One of the things that helps the most when feeling incredibly anxious about environmental issues is fighting for change. We also find it helpful to find other people who are fighting for change.

Although it is essential to advocate for change, it is also imperative to rest and take care of yourself in other ways. Like all other mental health issues, things like exercising and getting outside can be highly effective at mitigating the effects of solastalgia. 

How Is Climate Change Impacting Human Health More Broadly?

A growing body of research is finding links between events associated with climate change and adverse effects on the physical health of humans. This includes a rise in vector-borne and food-borne diseases, chronic and acute respiratory illnesses, heat and extreme weather-related deaths, malnutrition resulting from food insecurity, and many more (3). 

The mere thought of these possibilities has the potential to be anxiety-inducing for anyone. Not to mention that these are only the health impacts that we have already seen. It is more than likely that as climate change worsens, these health impacts will worsen as well. 

Climate Change Today

Every year, we are breaking records for the hottest year and most carbon dioxide in our atmosphere. Across the world, there have been record-breaking fires in recent years. 

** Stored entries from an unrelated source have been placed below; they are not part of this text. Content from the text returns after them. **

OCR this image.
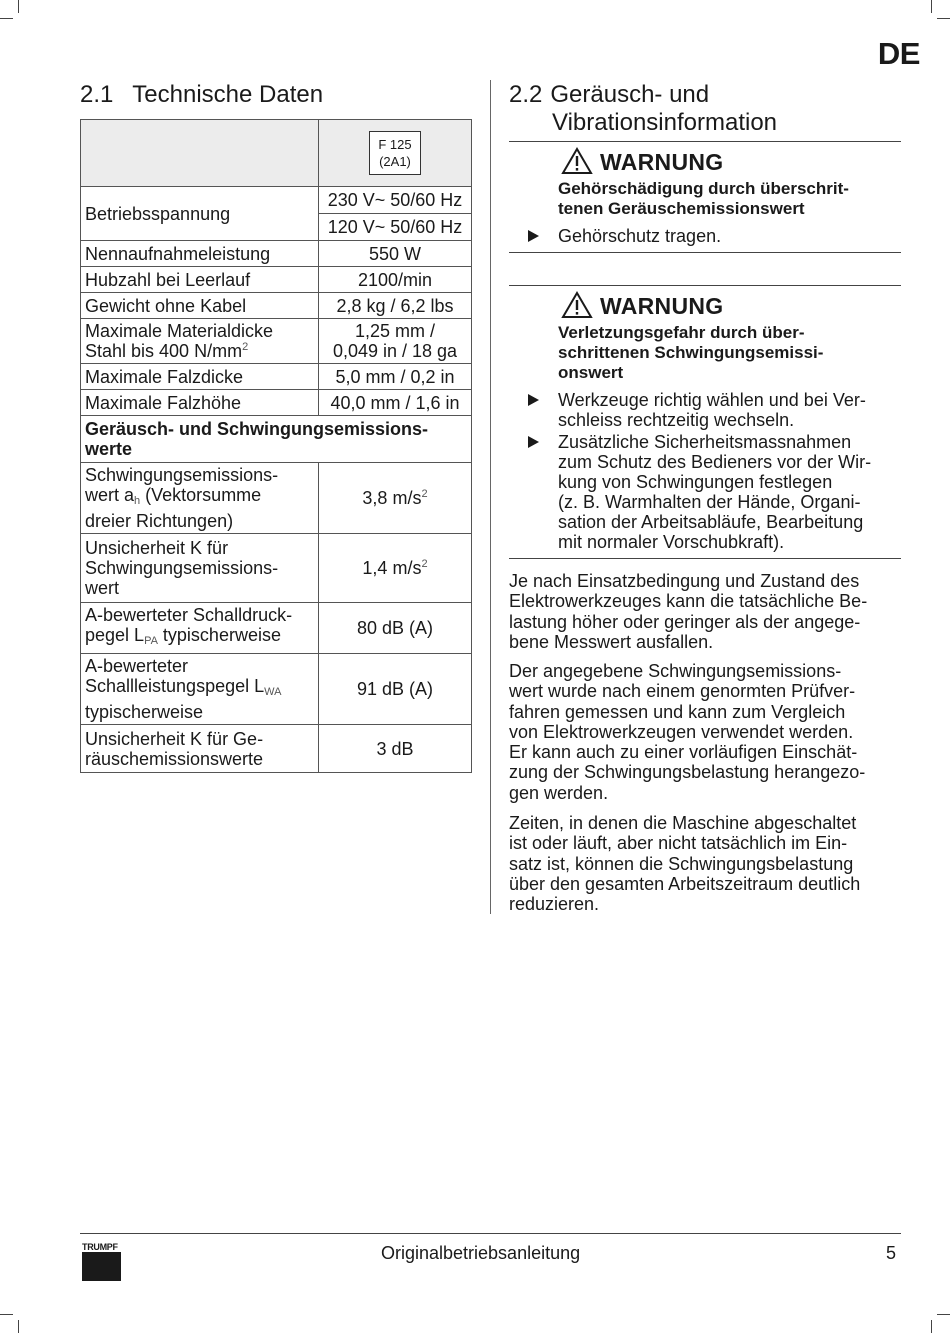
DE
2.1 Technische Daten

	F 125
(2A1)

Betriebsspannung	230 V~ 50/60 Hz
	120 V~ 50/60 Hz
Nennaufnahmeleistung	550 W
Hubzahl bei Leerlauf	2100/min
Gewicht ohne Kabel	2,8 kg / 6,2 lbs

Maximale Materialdicke
Stahl bis 400 $N/mm^2$	1,25 mm /
0,049 in / 18 ga

Maximale Falzdicke	5,0 mm / 0,2 in
Maximale Falzhöhe	40,0 mm / 1,6 in

Geräusch- und Schwingungsemissions-
werte	

Schwingungsemissions-
wert $a_h$ (Vektorsumme
dreier Richtungen)	3,8 $m/s^2$

Unsicherheit K für
Schwingungsemissions-
wert	1,4 $m/s^2$

A-bewerteter Schalldruck-
pegel $L_{PA}$ typischerweise	80 dB (A)

A-bewerteter
Schallleistungspegel $L_{WA}$
typischerweise	91 dB (A)

Unsicherheit K für Ge-
räuschemissionswerte	3 dB
2.2 Geräusch- und
Vibrationsinformation
WARNUNG
Gehörschädigung durch überschrit-
tenen Geräuschemissionswert
Gehörschutz tragen.
WARNUNG
Verletzungsgefahr durch über-
schrittenen Schwingungsemissi-
onswert
Werkzeuge richtig wählen und bei Ver-
schleiss rechtzeitig wechseln.
Zusätzliche Sicherheitsmassnahmen
zum Schutz des Bedieners vor der Wir-
kung von Schwingungen festlegen
(z. B. Warmhalten der Hände, Organi-
sation der Arbeitsabläufe, Bearbeitung
mit normaler Vorschubkraft).
Je nach Einsatzbedingung und Zustand des
Elektrowerkzeuges kann die tatsächliche Be-
lastung höher oder geringer als der angege-
bene Messwert ausfallen.
Der angegebene Schwingungsemissions-
wert wurde nach einem genormten Prüfver-
fahren gemessen und kann zum Vergleich
von Elektrowerkzeugen verwendet werden.
Er kann auch zu einer vorläufigen Einschät-
zung der Schwingungsbelastung herangezo-
gen werden.
Zeiten, in denen die Maschine abgeschaltet
ist oder läuft, aber nicht tatsächlich im Ein-
satz ist, können die Schwingungsbelastung
über den gesamten Arbeitszeitraum deutlich
reduzieren.
TRUMPF	Originalbetriebsanleitung	5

Both California and Colorado saw their largest fires in 2020, and Australia experienced a summer full of wildfires.

While the impact of wildfires is being felt worldwide, the areas feeling the most significant increase in temperatures are in the coldest regions of the world: Siberia.

Siberia broke a record in 2020 for the hottest temperature sensed in the Arctic in history (7). The Arctic and other cold regions tend to be more sensitive to climate change and warming due, in part, to positive feedback loops such as glacial retreat and, more generally, ice melting. 

When this ice melts, it leaves exposed rock and soils with a much lower albedo than the ice there before.

This means that the Earth absorbs more of the incoming solar radiation rather than reflecting it out to space, effectively leading to more significant amounts of warming and thus more ice melting, completing the cycle. The Arctic is warming at about two times the rate of other places on Earth (7). 

The melting of land ice also contributes to sea-level rise, which impacts small islands most greatly. So, as these positive feedback loops wreak havoc on the Arctic, it also leads to impacts across the world. 

Generally speaking, developing countries are more likely to feel the impacts of climate change more strongly. This is partly because these countries tend to have fewer resources to mitigate the effects of climate change. However, it is also because first-world countries tend to outsource the impacts of their consumption to other countries. 

This can be seen in how the United States has frequently dealt with its trash: by shipping it across the world for other countries to deal with.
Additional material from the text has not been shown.